Saltwater crocodiles caught near popular Australian beaches and rivers are often shipped to more remote areas.

But the policy of relocating rogue crocodiles will now be questioned - since it seems the animals have a well-developed homing instinct.

Researchers said the results of their study were "staggering".

"We often thought crocodiles tired very quickly but here we show very clearly that they are capable of moving long distances for days on end," added Professor Craig Franklin, from the University of Queensland.
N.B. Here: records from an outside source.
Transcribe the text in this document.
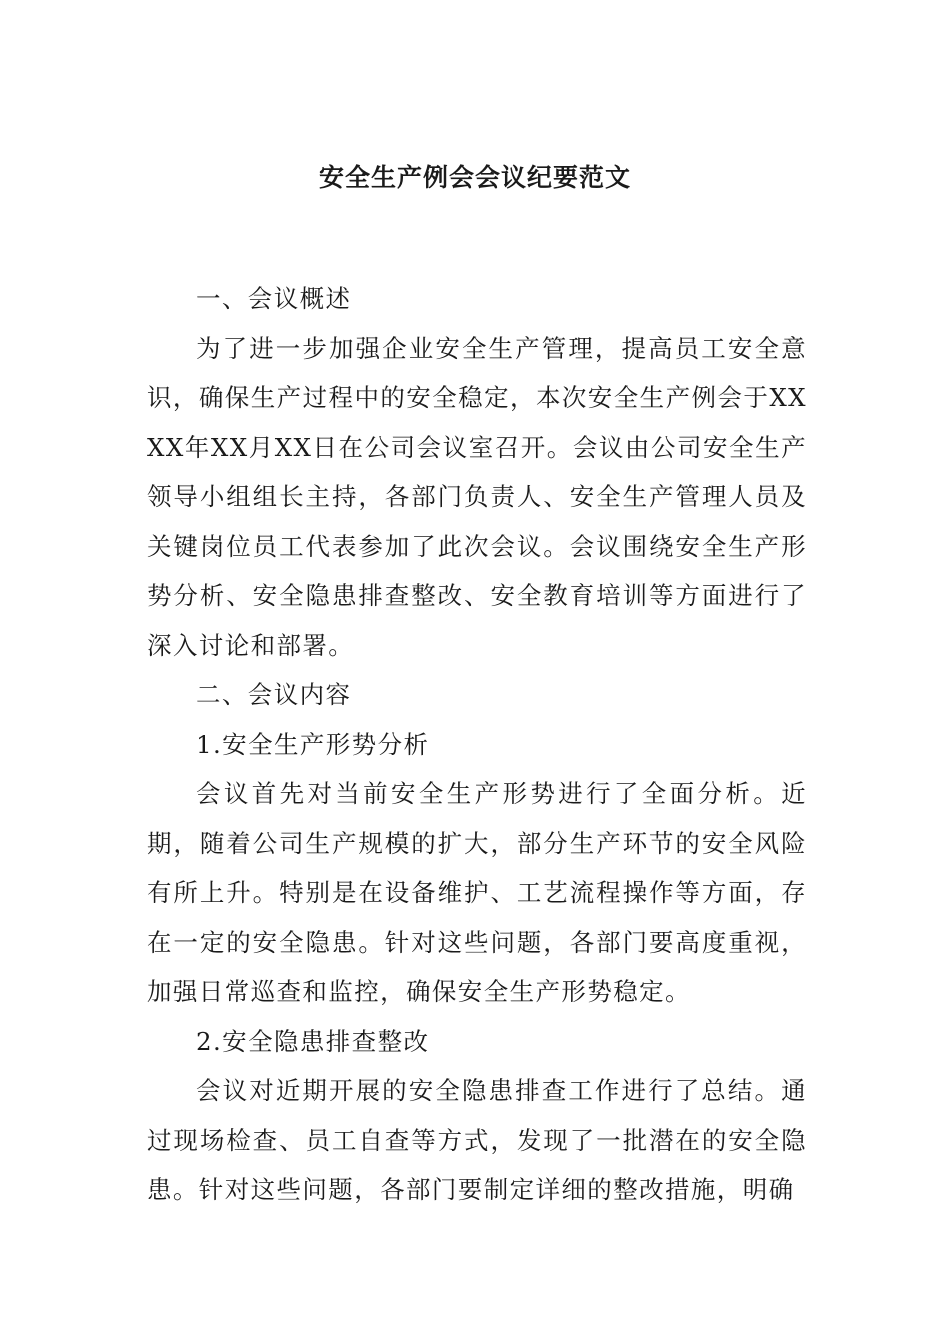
安全生产例会会议纪要范文

一、会议概述

为了进一步加强企业安全生产管理，提高员工安全意识，确保生产过程中的安全稳定，本次安全生产例会于XXXX年XX月XX日在公司会议室召开。会议由公司安全生产领导小组组长主持，各部门负责人、安全生产管理人员及关键岗位员工代表参加了此次会议。会议围绕安全生产形势分析、安全隐患排查整改、安全教育培训等方面进行了深入讨论和部署。

二、会议内容

1.安全生产形势分析

会议首先对当前安全生产形势进行了全面分析。近期，随着公司生产规模的扩大，部分生产环节的安全风险有所上升。特别是在设备维护、工艺流程操作等方面，存在一定的安全隐患。针对这些问题，各部门要高度重视，加强日常巡查和监控，确保安全生产形势稳定。

2.安全隐患排查整改

会议对近期开展的安全隐患排查工作进行了总结。通过现场检查、员工自查等方式，发现了一批潜在的安全隐患。针对这些问题，各部门要制定详细的整改措施，明确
One large croc was trapped on the west coast of Queensland's rugged Cape York Peninsula.

It was flown by helicopter to the east coast. Within three weeks it was back home, after a journey of more than 400km (250 miles).

The other crocodiles in the experiment did exactly the same. They were, according to one scientist, just like boomerangs.

Croc (Craig Franklin)
The homing capabilities of the crocs staggered the team
It is unclear, though, what enables the reptiles to navigate so skilfully.

Professor Franklin said crocodiles probably used many factors such as their position to the Sun, magnetic fields, sight, and smell to navigate.

"Crocodiles are more closely related to birds than they are any other reptile so they are possibly using navigation systems similar to birds," he added.

The Queensland professor paid tribute to the late naturalist Steve Irwin who was a major driving force behind the study. Irwin, famous for his appearances on TV with crocodiles, was killed in September 2006 when a stingray barb pierced his heart as he was filming an underwater documentary.

The long-distance estuarine crocs (Crocodylus porosus) are featured in a paper in the (Public Library of Science) PLoS ONE journal.

The project was a collaboration between the University of Queensland, Australia Zoo and Queensland Parks and Wildlife Service.